I spent a lot of time making individual friends in classes, which was pretty fun. When it came to lunch and recess, it was a completely different story. I didn’t want to sit with my first friend anymore. I needed to find another table to sit at and make new friends. Of course, I went to the main nerdy group first. They were the nicest and easiest to talk to. Some of them were always drawing, or talking about video games and their classes. The funniest thing to me was that a lot of them didn’t necessarily have the best grades, and I might’ve even had better grades than some of them. After a few weeks it got kind of old, so I decided that I’d sit somewhere else this time.
Now this was a few months into my first year of school here in Rhinebeck. I was taking the school bus which I hated, and it was the short bus. I guess it was a miracle that I ended up here. On one cold fall day, I decided I would sit somewhere else at the cafeteria. I knew a couple of kids who were part of the jock groups, and that was kind of my ticket into one of their lunch tables. I remember my parents packed me something they usually didn’t. A pumpernickel bagel with cream cheese and smoked salmon, something they would never really eat for lunch but only for breakfast, and very rarely at that.

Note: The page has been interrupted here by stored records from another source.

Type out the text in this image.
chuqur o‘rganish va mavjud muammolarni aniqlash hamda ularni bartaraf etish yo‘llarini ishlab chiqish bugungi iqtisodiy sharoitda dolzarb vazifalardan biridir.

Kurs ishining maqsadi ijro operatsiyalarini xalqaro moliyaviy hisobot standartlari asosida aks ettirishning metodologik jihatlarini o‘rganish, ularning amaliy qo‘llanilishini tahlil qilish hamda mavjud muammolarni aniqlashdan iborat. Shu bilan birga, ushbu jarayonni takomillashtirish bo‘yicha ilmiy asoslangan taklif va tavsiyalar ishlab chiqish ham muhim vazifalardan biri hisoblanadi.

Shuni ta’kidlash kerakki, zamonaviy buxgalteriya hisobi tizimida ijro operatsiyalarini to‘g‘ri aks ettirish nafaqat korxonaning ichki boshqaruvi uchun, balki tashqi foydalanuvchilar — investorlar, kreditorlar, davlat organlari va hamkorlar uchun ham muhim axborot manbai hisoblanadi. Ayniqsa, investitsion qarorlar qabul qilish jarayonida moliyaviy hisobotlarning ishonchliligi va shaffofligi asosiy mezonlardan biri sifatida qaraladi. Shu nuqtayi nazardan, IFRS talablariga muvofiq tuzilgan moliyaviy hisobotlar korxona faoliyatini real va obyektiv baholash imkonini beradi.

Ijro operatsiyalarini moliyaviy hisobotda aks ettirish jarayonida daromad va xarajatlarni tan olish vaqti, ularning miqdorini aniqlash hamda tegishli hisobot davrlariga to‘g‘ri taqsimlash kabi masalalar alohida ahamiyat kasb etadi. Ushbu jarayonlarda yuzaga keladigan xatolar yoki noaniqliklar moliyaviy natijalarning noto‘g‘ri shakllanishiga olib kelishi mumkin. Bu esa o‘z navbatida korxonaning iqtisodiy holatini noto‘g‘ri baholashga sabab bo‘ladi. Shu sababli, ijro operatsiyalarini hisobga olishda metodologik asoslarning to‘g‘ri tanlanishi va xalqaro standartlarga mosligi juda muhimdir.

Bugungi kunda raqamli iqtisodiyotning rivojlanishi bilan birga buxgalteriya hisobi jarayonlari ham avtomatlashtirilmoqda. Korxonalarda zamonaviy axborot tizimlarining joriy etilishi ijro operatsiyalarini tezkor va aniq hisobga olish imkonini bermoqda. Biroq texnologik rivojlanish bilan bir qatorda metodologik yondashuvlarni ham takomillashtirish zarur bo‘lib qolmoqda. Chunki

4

When I pulled it out of my bag all eyes were on me. I was a bit embarrassed because it was nothing like what their parents had packed for lunch. Most of them had peanut butter and jelly sandwiches, apple slices, carrots, along with apple juice. I was a bit worried about what they thought about me. I thought I looked like a weirdo, but hanging out at their table ended up being fine. We talked about the usual, sports and girls. All of a sudden, I ran out of things to say and watched as the table got quiet for a second. There was nothing for me to add to the conversation anymore. I wasn’t the most athletic kid by any means, I just liked playing soccer at recess here and there, ever since I was little. Hell, I thought I liked girls but I was just a dumb kid. I never really had crushes, I just pretended to so I could seem normal. I fit in a sense, but I didn’t feel like I belonged. There was almost no part of me that wanted to make myself part of this group anymore. They kept talking about whatever dumb jocks talk about, and I just remember feeling so bored.
I hooked my little prepubescent arm around a dinky cafeteria chair, and turned my head. There it was, my new home. There was no more worrying about which table to choose anymore. The middle table was reserved for no one. It was a table for all the kids who didn’t belong to any group. You could sort of call us a bunch of misfits. I already knew some of the kids that sat there, and it blew my mind how I wasn’t sitting there for so long. There were almost a different bunch of kids sitting there every day. Some were regulars and others would pop in from time to time. While this was a whole new group, I didn’t feel like a new kid anymore. I loved it. These people felt like they’d been my friends for a while. I could just be myself. There was no need for me to impress anyone anymore. I didn’t have to look for a group to give myself an identity. It didn’t matter that I was once a homeschooled kid, and that I never really got to go to public school for a decent length of time.